As she tottered out of magistrates court last week, Elizabeth Winkfield, 4ft 10in tall and 83 years old, stepped into the limelight as a figurehead for a growing revolt against council tax charges up and down the country.

Her refusal to pay £98 of her £747 council tax bill was greeted with cheers by supporters and has made her a martyr to a people's revolt gathering momentum. But The Independent on Sunday can reveal that publicity surrounding the case of Ms Winkfield was no fluke. Her very public court appearance is owed at least in part to behind-the-scenes engineering by the UK Independence Party - a minority right-wing political party that wants to see Britain pull out of Europe.

Ms Winkfield is a member of the UKIP, as is another pensioner who also made headlines last month when he refused to pay up. Last week's action was co-organised by the Devon Pensioners Action Forum - run by Albert Venison, 78, who has addressed UKIP meetings - and the UKIP itself.

John Kelly, a regional spokesman for the UKIP, said: "We are giving £11bn a year to the European Union. The issue with council tax is that the Government wants to set up regional assemblies. In the South-west, £1m of the £5m cost will be levied on the district council. It's a tax by stealth. They are making council tax payers support a political experiment. We had a public meeting in Axminster this month and Albert Venison spoke on our platform. But we are absolutely not trying to take over."

Ms Winkfield, from Westward Ho! in Devon, had not expected the legions of national newspaper and television reporters. Nor had she anticipated the large crowd of placard-waving supporters - half of whom are thought to be from the UKIP.

Ms Winkfield told The Independent on Sunday: "If I'd known what was going to happen I would have been terrified out of my wits. I was only expecting one or two people from the local press."

Friends say it was a claim at a UKIP meeting that a proportion of Ms Winkfield's council tax ends up in European coffers that sparked her anger over the council tax. "I told the UKIP and the action forum that I was going, and they must have told other people," she said. "I didn't ask them for any help or advice. Money going to Europe is one of the things I'm concerned about.The expenses of the council leader is four times my income. But if I was a millionaire I'd say the same."

Another pensioner, Fred Estall, 80, from Southampton, who appeared in court last month for non-payment of his council tax, is also a UKIP member. "I'm involved in the council tax campaign because of the UKIP," he said. "We're trying to get involved in local government, to get ourselves known. The council tax campaign was a good chance to get involved with the community, and so it turned out to be. It did start from my UKIP work, but I'm a member of the Meon Valley Action Group and that work is non-political."
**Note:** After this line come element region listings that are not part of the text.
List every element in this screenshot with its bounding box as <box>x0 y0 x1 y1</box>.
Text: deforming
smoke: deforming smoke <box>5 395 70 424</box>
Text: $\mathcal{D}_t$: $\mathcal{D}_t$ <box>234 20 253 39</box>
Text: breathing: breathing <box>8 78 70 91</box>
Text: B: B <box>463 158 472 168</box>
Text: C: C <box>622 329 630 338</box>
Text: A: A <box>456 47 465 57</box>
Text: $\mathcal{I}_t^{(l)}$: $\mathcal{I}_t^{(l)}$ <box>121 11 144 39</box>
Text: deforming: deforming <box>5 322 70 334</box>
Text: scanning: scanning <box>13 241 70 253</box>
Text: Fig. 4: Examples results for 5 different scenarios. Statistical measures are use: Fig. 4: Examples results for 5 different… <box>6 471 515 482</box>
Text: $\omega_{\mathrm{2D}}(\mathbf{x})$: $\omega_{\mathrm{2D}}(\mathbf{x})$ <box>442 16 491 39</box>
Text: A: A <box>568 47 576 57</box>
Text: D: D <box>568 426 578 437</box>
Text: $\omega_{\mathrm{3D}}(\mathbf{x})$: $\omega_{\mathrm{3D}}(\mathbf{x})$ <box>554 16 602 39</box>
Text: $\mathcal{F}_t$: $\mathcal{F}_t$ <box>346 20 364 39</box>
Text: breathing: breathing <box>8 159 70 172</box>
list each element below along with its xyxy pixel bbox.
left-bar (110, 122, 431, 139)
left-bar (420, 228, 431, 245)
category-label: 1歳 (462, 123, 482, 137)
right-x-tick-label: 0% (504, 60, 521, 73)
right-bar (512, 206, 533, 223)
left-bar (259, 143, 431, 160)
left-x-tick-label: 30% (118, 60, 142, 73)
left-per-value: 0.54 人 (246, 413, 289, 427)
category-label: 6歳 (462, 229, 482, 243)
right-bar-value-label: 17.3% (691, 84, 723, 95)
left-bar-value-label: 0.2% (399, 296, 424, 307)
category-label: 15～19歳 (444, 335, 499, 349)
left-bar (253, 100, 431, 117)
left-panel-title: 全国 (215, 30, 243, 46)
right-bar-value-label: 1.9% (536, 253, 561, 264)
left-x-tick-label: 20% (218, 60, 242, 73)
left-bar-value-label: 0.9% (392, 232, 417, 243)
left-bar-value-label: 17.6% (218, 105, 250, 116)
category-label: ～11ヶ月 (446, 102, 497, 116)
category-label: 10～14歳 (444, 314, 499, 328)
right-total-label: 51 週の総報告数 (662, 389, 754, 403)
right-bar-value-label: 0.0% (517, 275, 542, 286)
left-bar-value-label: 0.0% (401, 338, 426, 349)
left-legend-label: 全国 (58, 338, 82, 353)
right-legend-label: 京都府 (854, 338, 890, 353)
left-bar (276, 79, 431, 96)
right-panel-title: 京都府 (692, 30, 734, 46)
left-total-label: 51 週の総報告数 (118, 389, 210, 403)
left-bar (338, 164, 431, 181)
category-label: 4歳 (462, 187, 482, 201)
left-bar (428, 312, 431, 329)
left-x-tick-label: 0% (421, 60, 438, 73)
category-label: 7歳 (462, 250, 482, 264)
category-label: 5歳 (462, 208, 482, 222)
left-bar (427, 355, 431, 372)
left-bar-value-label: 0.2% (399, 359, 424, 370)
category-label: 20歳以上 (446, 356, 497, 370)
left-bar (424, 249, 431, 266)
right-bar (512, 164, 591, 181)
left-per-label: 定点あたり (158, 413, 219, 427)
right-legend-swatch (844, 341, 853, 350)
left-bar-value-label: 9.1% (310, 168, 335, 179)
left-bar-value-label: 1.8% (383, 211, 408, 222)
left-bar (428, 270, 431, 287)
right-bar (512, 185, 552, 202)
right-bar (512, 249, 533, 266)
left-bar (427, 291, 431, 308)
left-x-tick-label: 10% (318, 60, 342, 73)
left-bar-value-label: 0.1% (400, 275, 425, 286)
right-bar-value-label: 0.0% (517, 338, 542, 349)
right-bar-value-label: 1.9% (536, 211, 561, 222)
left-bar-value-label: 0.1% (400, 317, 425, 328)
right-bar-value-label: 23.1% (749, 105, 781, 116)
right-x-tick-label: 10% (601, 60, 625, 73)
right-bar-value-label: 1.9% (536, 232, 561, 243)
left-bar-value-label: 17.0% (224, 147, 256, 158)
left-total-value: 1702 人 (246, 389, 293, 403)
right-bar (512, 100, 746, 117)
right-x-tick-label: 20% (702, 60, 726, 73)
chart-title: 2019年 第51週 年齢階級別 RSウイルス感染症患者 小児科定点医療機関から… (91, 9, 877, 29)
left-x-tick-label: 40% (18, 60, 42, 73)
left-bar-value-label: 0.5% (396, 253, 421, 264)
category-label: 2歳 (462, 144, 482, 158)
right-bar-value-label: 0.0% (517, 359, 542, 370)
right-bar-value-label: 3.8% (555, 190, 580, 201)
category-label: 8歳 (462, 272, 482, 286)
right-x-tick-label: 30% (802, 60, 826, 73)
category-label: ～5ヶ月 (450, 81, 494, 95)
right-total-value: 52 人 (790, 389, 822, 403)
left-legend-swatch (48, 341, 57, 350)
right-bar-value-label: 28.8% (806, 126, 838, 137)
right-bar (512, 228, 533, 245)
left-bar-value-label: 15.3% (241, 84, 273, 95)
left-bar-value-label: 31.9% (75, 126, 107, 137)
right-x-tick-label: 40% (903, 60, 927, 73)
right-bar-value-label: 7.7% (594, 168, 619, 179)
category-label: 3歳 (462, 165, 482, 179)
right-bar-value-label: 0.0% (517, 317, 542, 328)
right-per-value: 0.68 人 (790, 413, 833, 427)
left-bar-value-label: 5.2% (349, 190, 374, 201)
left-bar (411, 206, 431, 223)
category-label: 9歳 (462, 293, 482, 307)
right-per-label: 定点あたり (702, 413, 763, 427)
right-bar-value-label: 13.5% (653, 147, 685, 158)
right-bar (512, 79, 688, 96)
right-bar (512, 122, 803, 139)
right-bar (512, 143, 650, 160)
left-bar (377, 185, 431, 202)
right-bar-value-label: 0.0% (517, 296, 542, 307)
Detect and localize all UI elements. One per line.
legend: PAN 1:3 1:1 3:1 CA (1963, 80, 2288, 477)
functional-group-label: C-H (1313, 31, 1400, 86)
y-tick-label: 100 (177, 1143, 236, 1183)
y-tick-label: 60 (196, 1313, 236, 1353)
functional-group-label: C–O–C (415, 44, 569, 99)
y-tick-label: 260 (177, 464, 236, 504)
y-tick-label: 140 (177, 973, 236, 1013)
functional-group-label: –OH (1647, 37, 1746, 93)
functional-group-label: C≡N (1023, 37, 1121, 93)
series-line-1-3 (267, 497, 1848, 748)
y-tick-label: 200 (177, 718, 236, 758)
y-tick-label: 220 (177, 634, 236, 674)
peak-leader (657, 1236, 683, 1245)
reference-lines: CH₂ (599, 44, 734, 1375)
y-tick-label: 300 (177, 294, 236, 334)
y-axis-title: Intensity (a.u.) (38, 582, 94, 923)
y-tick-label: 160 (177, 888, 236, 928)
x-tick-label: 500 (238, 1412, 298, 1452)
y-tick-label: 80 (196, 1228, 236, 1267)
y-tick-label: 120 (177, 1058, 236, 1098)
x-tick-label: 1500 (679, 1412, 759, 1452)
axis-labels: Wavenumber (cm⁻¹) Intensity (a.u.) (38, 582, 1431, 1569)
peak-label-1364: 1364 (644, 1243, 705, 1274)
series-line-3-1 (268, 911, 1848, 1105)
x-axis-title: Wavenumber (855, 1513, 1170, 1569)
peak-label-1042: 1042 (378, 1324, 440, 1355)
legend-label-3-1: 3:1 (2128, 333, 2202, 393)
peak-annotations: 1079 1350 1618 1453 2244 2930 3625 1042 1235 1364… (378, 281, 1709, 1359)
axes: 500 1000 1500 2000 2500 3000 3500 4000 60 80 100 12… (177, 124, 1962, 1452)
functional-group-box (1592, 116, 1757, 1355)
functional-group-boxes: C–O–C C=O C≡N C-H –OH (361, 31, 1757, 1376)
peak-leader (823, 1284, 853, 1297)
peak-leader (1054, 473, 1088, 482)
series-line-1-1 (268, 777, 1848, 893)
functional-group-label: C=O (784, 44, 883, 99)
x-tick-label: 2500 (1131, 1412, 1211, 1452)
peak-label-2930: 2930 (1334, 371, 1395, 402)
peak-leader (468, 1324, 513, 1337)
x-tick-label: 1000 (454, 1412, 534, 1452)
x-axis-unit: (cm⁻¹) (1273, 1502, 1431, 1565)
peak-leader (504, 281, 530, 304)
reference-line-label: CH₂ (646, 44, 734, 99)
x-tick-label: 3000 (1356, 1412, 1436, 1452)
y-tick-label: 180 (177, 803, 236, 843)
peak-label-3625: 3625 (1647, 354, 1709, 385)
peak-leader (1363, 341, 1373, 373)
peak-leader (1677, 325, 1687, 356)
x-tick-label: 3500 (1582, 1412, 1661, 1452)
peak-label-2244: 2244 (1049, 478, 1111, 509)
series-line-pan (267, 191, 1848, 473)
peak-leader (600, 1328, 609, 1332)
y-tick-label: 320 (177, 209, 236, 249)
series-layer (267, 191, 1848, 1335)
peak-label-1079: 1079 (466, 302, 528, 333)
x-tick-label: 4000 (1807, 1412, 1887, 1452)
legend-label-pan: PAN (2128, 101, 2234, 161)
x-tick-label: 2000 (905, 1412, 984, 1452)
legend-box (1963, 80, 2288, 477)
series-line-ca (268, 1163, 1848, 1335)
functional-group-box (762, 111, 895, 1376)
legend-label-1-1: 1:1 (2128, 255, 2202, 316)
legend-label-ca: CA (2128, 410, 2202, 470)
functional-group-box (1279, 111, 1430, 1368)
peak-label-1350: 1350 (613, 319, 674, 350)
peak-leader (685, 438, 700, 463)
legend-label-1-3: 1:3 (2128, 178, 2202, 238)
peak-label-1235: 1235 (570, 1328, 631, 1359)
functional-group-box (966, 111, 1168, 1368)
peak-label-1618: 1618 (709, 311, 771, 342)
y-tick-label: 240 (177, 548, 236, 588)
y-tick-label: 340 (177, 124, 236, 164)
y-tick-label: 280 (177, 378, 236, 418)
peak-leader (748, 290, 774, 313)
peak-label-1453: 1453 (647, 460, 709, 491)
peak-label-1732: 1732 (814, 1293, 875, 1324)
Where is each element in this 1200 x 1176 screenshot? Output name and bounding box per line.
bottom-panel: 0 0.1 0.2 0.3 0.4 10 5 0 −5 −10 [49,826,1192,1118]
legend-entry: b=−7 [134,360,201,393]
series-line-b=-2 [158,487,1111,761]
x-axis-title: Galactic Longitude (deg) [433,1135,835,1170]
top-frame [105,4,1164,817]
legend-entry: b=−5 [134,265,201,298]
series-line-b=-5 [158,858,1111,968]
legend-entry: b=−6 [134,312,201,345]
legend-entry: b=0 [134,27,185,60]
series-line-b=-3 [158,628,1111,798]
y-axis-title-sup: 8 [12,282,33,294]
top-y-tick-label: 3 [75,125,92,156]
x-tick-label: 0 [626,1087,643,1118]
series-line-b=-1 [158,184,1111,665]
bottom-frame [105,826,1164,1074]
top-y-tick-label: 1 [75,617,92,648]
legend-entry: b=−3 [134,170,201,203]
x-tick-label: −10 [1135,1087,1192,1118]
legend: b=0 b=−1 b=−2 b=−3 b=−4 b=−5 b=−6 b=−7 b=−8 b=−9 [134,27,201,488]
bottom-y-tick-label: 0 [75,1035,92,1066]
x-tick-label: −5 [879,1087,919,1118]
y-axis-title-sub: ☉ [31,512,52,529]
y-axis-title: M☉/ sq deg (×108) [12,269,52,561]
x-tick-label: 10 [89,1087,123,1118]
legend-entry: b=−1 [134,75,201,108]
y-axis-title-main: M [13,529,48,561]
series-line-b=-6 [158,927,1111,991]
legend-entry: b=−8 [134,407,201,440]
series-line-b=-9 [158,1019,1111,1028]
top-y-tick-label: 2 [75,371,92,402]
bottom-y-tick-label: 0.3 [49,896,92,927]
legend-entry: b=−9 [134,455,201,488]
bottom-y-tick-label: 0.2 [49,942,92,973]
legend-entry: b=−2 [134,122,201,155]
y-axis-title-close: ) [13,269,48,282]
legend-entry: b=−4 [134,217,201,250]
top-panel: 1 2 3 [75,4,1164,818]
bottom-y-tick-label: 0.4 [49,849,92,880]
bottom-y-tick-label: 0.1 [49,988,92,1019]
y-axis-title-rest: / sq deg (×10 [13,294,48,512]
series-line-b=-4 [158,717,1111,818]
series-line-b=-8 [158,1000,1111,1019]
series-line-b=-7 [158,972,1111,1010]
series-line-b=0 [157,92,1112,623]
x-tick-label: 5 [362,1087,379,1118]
The national campaign against high council tax rises is called Is It Fair? and affiliates local groups. It began last year when retired army major John Melsom and his wife Christine, from Hampshire, gave an interview to their local paper when council tax went up by 15 per cent. That led to a website, which quickly resulted in a national campaign.

"I never expected it to become so big," she said. "But no party politics are allowed. There is no political affiliation, although we've had a few of the smaller parties trying to jump on the bandwagon. But we've said no to all of them."